From the landscape design for OMA’s CCTV Tower in Beijing and Qatar National Library in Doha to dynamic textile creations for cultural, educational, and retail interiors around the globe, the work of Dutch landscape and interior-architecture firm Inside Outside is notable for a strong graphic quality. This hallmark underlies the firm’s design for a new public park in Milan that, when viewed from above, appears as a patchwork of viridescent trapezoids and circles, as well as bold patterns.

Named the Biblioteca degli Alberi, or “library of trees,” for its rich horticultural variety, the rectilinear park sits on a formerly derelict plot of city-owned land in the Giardini di Porta Nuova area at the intersection of residential, government, and commercial districts and transit hubs. Inside Outside, along with a multidisciplinary team that included urban planner Mirko Zardini and Michael Maltzan Architecture, won the municipal competition for the park in 2003, but political and financial setbacks delayed its opening until last October.
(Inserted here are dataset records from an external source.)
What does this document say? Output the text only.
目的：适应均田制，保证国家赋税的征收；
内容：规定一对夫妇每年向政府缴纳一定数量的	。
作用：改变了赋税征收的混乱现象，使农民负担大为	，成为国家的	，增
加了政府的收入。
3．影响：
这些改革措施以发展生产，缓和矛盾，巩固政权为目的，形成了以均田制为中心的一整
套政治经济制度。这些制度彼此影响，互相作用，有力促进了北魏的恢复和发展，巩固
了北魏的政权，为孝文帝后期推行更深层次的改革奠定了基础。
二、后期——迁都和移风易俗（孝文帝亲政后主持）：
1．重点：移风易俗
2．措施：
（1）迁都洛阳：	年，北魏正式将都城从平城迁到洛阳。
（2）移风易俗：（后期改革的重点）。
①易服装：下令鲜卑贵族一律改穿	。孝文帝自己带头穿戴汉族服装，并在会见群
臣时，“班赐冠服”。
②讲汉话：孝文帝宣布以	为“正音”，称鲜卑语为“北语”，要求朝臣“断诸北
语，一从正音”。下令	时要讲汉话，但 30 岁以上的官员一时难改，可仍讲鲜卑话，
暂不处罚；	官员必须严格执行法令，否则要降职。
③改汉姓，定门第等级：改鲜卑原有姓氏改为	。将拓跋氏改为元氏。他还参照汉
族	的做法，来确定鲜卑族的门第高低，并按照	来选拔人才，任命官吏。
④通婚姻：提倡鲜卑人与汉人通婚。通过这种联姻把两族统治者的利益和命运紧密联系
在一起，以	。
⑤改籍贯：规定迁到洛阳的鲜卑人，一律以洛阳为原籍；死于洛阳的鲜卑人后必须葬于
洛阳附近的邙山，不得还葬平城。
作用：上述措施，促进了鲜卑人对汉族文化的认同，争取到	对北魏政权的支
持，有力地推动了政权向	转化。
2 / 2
While the project was on hold, the surrounding area developed dramatically; nonetheless, more than a decade later, the team found their original concept still to be relevant. “The idea was always to connect all the different areas around the park,” says firm founder Petra Blaisse, “so we drew an efficient web of paths linking the various points.”
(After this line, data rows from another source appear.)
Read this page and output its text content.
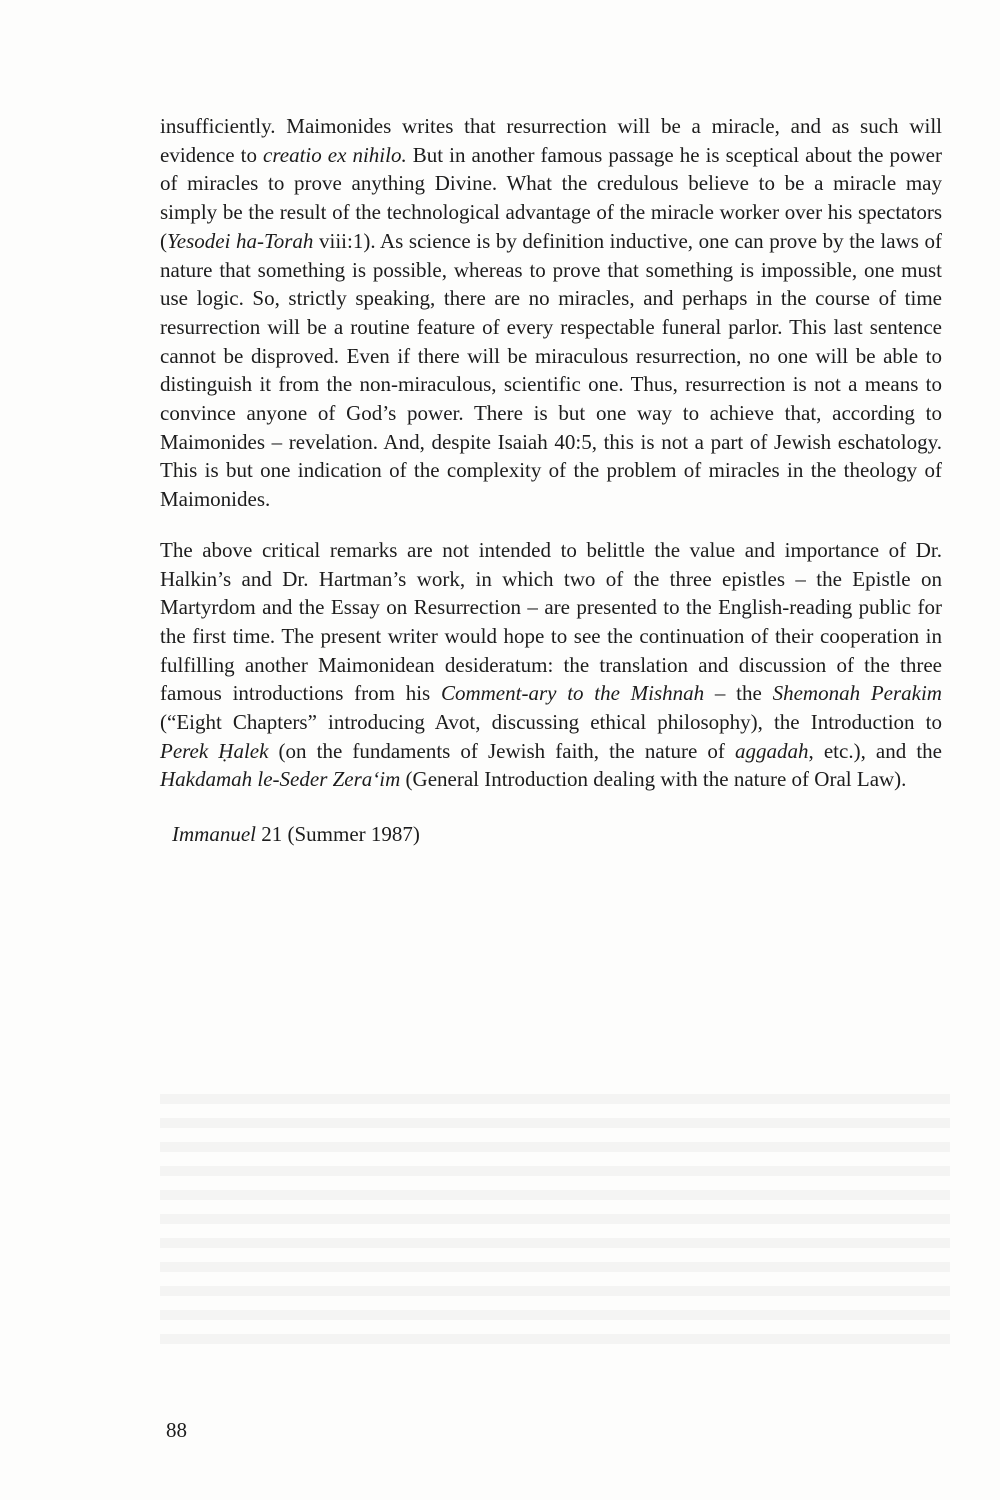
insufficiently. Maimonides writes that resurrection will be a miracle, and as such will evidence to creatio ex nihilo. But in another famous passage he is sceptical about the power of miracles to prove anything Divine. What the credulous believe to be a miracle may simply be the result of the technological advantage of the miracle worker over his spectators (Yesodei ha-Torah viii:1). As science is by definition inductive, one can prove by the laws of nature that something is possible, whereas to prove that something is impossible, one must use logic. So, strictly speaking, there are no miracles, and perhaps in the course of time resurrection will be a routine feature of every respectable funeral parlor. This last sentence cannot be disproved. Even if there will be miraculous resurrection, no one will be able to distinguish it from the non-miraculous, scientific one. Thus, resurrection is not a means to convince anyone of God’s power. There is but one way to achieve that, according to Maimonides – revelation. And, despite Isaiah 40:5, this is not a part of Jewish eschatology. This is but one indication of the complexity of the problem of miracles in the theology of Maimonides.

The above critical remarks are not intended to belittle the value and importance of Dr. Halkin’s and Dr. Hartman’s work, in which two of the three epistles – the Epistle on Martyrdom and the Essay on Resurrection – are presented to the English-reading public for the first time. The present writer would hope to see the continuation of their cooperation in fulfilling another Maimonidean desideratum: the translation and discussion of the three famous introductions from his Comment-ary to the Mishnah – the Shemonah Perakim (“Eight Chapters” introducing Avot, discussing ethical philosophy), the Introduction to Perek Ḥalek (on the fundaments of Jewish faith, the nature of aggadah, etc.), and the Hakdamah le-Seder Zera‘im (General Introduction dealing with the nature of Oral Law).

Immanuel 21 (Summer 1987)
88
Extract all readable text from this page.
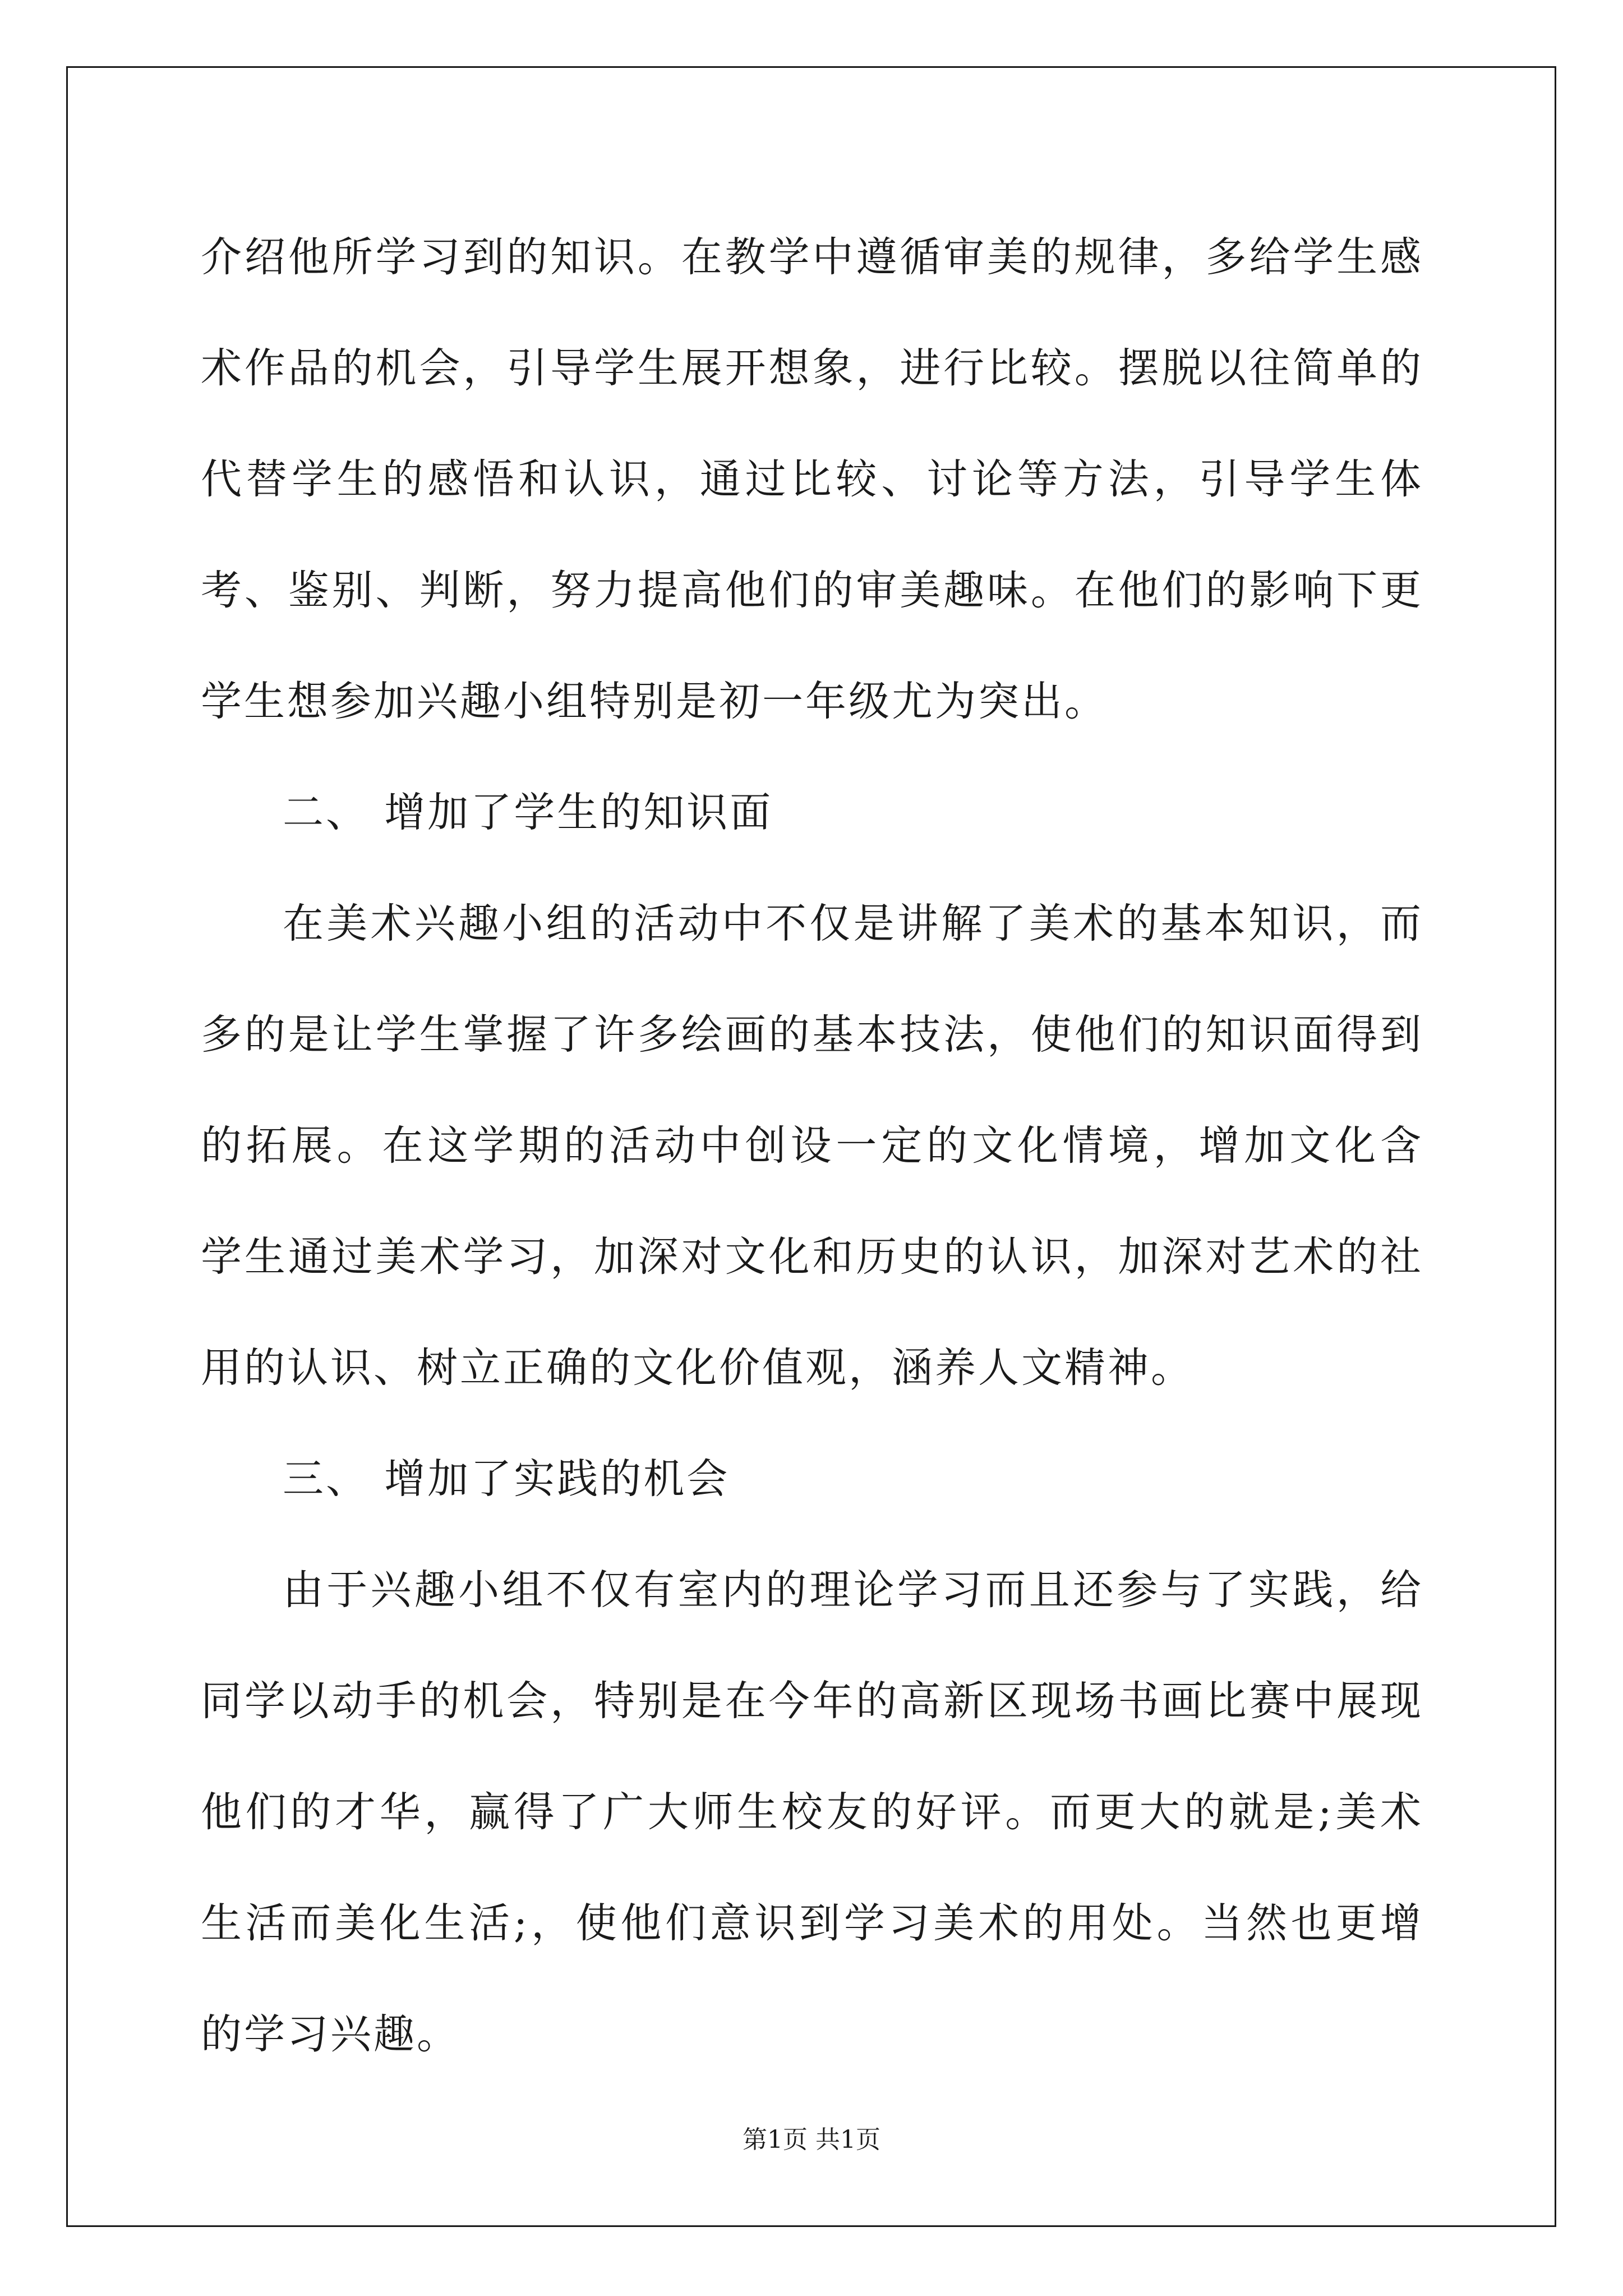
介绍他所学习到的知识。在教学中遵循审美的规律，多给学生感
术作品的机会，引导学生展开想象，进行比较。摆脱以往简单的
代替学生的感悟和认识，通过比较、讨论等方法，引导学生体
考、鉴别、判断，努力提高他们的审美趣味。在他们的影响下更
学生想参加兴趣小组特别是初一年级尤为突出。
二、 增加了学生的知识面
在美术兴趣小组的活动中不仅是讲解了美术的基本知识，而
多的是让学生掌握了许多绘画的基本技法，使他们的知识面得到
的拓展。在这学期的活动中创设一定的文化情境，增加文化含
学生通过美术学习，加深对文化和历史的认识，加深对艺术的社
用的认识、树立正确的文化价值观，涵养人文精神。
三、 增加了实践的机会
由于兴趣小组不仅有室内的理论学习而且还参与了实践，给
同学以动手的机会，特别是在今年的高新区现场书画比赛中展现
他们的才华，赢得了广大师生校友的好评。而更大的就是;美术
生活而美化生活;，使他们意识到学习美术的用处。当然也更增
的学习兴趣。
第1页 共1页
Besides providing access for pedestrians and cyclists to surrounding neighborhoods, the walkways intersect at varying angles, forming a mosaic of irregularly shaped and multitextured fields between. Each of these individual botanic gardens, as Blaisse refers to them, is planted with a different composition of flora, from herbs, shrubs, and roses to bamboo and aquatic plants. Some of the larger open, grassy patches are suitable for markets and events, while others provide areas for contemplation, play, or even have mazelike walkways. A series of ring-shaped stands of uniform trees—or circular forests—are programmed atop the dominant grid, “scattered like confetti,” says Blaisse, with each “embodying a sort of pavilion or room that you can inhabit and use as a protective space.” Like the fields, each of the rings is made up of a different single species.
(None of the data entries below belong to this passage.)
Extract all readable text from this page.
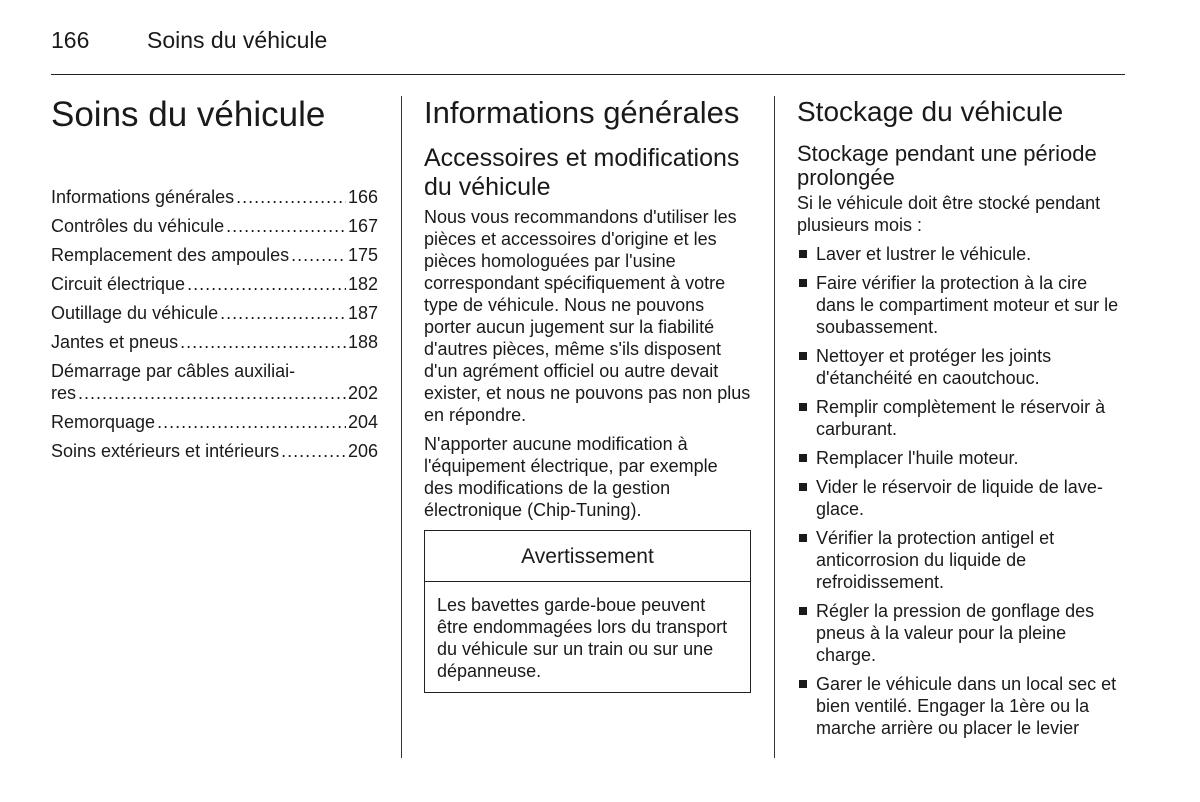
166	Soins du véhicule
Soins du véhicule
Informations générales .....	166
Contrôles du véhicule .....	167
Remplacement des ampoules .....	175
Circuit électrique .....	182
Outillage du véhicule .....	187
Jantes et pneus .....	188
Démarrage par câbles auxiliai-
res .....	202
Remorquage .....	204
Soins extérieurs et intérieurs .....	206
Informations générales
Accessoires et modifications du véhicule

Nous vous recommandons d'utiliser les pièces et accessoires d'origine et les pièces homologuées par l'usine correspondant spécifiquement à votre type de véhicule. Nous ne pouvons porter aucun jugement sur la fiabilité d'autres pièces, même s'ils disposent d'un agrément officiel ou autre devait exister, et nous ne pouvons pas non plus en répondre.

N'apporter aucune modification à l'équipement électrique, par exemple des modifications de la gestion électronique (Chip-Tuning).

Avertissement
Les bavettes garde-boue peuvent être endommagées lors du transport du véhicule sur un train ou sur une dépanneuse.
Stockage du véhicule
Stockage pendant une période prolongée

Si le véhicule doit être stocké pendant plusieurs mois :

Laver et lustrer le véhicule.
Faire vérifier la protection à la cire dans le compartiment moteur et sur le soubassement.
Nettoyer et protéger les joints d'étanchéité en caoutchouc.
Remplir complètement le réservoir à carburant.
Remplacer l'huile moteur.
Vider le réservoir de liquide de lave-glace.
Vérifier la protection antigel et anticorrosion du liquide de refroidissement.
Régler la pression de gonflage des pneus à la valeur pour la pleine charge.
Garer le véhicule dans un local sec et bien ventilé. Engager la 1ère ou la marche arrière ou placer le levier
As with all of Inside Outside’s projects, activating the built environment with a range of strategies was the core consideration of the park’s planning and design. At the Biblioteca degli Alberi, the firm has overlapped layers of program and visual cues to create a choose-your-own adventure of sorts, which will become more spatially rich once the landscaping grows in. The park has not yet experienced its first summer, but with areas for children, dogs and their owners, places to sit, and different conditions for exploration, it has already been energetically received. “You can make it as complex or as simple as you wish,” says Blaisse. “It’s all one big story.”